A few leading industrial importers of sugar in Karachi and Lahore have been involved in massive evasion of sales tax, causing huge loss to the exchequer, sources said. Sources told Business Recorder on Wednesday that the Directorate General of Post Clearance Audit (PCA) has unearthed evasion of sales tax by most documented companies falling within the jurisdiction of Large Taxpayer Unit (LTU), Karachi and Lahore.
The Federal Board of Revenue has received a comprehensive report of the DG PCA in this regard. The most interesting aspect of the case is that three leading companies including a beverage manufacturer and a Lahore-based multinational company engaged in manufacturing of food items such as milk, etc are involved in sales tax evasion.
All these consignments were cleared under the green channel facility of the PACCs, despite declarations of lower value of sugar for assessment of sales tax. This evasion remained unchecked until the PCA directorate conducted a detailed scrutiny of tax records of these companies. "If such high profile companies have been involved in sales tax evasion, what would be the situation in case of medium and small companies?" sources asked.
Details revealed that the Directorate General of PCA, while conducting post clearance audit of imports of sugar has detected huge evasion of sales tax on account of non-payment of leviable sales tax by various industrial importers. It has been detected that the said importers got 43 consignments cleared through Pakistan Customs Computerised System on lesser values in violation of the assessable fixed value of US $440 per metric tons (PMT) notified vide SRO.563(1)/06 of June 5, 2006 for sales tax purposes, thereby evading sales tax amounting to Rs 74.6 million.

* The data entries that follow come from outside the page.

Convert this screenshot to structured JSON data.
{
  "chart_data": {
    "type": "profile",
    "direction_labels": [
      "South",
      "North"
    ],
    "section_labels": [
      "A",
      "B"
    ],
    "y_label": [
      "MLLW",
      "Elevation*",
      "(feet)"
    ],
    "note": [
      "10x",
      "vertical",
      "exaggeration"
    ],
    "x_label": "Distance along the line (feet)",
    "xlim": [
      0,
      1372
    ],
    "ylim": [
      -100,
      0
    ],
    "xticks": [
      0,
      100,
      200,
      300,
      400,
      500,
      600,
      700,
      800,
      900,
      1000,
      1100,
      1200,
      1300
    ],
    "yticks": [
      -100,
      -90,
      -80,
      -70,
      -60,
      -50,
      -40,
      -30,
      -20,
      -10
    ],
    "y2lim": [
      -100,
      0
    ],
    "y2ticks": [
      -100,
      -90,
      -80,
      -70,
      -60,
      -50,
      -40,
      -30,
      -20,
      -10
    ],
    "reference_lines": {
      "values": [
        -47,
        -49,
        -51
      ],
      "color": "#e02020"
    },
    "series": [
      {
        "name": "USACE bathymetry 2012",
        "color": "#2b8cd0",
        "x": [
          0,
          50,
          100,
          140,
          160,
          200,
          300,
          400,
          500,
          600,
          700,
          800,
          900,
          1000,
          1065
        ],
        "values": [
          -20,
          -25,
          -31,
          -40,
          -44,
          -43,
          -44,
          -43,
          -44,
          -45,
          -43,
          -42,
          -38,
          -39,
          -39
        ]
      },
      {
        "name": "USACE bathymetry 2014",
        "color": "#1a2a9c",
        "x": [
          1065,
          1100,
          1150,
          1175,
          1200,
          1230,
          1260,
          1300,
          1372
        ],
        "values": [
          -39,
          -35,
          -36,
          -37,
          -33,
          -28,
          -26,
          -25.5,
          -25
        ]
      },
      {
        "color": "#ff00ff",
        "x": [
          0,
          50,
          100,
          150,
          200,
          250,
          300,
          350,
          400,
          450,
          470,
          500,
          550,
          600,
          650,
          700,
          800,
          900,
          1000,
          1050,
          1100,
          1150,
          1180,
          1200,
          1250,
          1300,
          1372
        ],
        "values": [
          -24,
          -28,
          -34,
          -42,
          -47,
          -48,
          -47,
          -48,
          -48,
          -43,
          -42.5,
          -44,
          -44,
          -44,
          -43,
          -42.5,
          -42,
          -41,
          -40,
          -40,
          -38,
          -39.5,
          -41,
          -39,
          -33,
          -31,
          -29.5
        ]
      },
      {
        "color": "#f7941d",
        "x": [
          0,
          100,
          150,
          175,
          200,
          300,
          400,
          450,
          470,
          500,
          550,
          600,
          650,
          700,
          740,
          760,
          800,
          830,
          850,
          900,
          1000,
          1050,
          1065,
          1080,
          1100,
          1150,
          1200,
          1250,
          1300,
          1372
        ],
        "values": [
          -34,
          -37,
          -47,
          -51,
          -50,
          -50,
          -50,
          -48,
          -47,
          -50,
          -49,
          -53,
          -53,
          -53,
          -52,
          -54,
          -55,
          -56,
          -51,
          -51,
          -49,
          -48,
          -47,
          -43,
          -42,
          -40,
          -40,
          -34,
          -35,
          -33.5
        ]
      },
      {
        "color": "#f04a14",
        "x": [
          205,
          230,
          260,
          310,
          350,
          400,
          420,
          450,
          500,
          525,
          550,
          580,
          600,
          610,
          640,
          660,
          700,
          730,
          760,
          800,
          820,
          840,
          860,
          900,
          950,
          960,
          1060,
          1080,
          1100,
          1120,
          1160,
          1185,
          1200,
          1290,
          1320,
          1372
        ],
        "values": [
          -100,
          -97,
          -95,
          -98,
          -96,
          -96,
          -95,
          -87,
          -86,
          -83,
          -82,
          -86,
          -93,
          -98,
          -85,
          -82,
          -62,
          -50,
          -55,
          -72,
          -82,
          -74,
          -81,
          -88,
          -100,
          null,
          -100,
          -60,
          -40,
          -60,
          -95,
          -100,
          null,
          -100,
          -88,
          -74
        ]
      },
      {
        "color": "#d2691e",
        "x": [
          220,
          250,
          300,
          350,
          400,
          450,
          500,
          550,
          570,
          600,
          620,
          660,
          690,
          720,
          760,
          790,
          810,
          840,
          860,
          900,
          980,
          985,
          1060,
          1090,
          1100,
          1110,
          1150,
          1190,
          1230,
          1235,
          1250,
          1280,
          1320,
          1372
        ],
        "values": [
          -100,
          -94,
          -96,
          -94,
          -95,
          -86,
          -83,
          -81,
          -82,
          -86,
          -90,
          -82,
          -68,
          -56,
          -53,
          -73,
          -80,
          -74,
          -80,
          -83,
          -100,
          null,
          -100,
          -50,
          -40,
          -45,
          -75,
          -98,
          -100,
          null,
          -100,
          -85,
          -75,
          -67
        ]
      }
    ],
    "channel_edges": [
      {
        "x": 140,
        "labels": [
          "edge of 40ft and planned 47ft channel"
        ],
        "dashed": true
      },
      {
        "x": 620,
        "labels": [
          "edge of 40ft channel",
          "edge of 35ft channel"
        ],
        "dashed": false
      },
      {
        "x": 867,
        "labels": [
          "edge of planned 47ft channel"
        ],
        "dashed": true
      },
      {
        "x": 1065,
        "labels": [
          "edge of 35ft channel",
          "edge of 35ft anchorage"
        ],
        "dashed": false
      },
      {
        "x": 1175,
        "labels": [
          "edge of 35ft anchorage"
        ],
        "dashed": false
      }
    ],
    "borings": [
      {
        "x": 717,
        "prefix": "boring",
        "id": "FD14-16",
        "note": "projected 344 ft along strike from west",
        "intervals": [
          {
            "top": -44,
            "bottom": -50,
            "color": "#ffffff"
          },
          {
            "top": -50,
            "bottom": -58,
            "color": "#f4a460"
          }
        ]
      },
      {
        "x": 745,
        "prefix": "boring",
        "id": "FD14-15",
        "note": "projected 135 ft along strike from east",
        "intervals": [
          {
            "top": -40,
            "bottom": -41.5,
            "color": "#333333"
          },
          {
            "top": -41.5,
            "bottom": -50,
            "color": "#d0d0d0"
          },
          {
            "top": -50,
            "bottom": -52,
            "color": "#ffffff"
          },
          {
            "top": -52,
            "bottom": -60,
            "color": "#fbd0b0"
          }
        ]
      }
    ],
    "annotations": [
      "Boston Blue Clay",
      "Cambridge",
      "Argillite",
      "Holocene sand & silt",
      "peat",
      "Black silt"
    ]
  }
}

The DG PCA has initiated legal proceedings against these companies. Recently, the directorate of PCA had detected wrong exemption of customs duty on the import of sugar by pharmaceutical companies. The companies were involved in clearance of imported "pharmaceutical grade sugar" without payment of duty under SRO.567(I)/2006.
The importers cleared the consignments on payment of zero percent duty against the applicable 5 percent duty under the terms and conditions of the relevant notification. The companies have wrongly claimed exemption of customs duty under S No 2A of Table-I of SRO 567(I)/2006 on the import of pharmaceutical grade sugar. Exemption of custom duty under the provisions of SRO 567(I)/2006 is available only to white crystalline sugar, which is liable to 16% sales tax. Pharmaceutical grade sugar is specifically chargeable to 5% custom duty in terms of S No B(12) of Table III of SRO 567(I)/2006 as the same is entitled to sales tax exemption under SRO 551(I)/ 2008.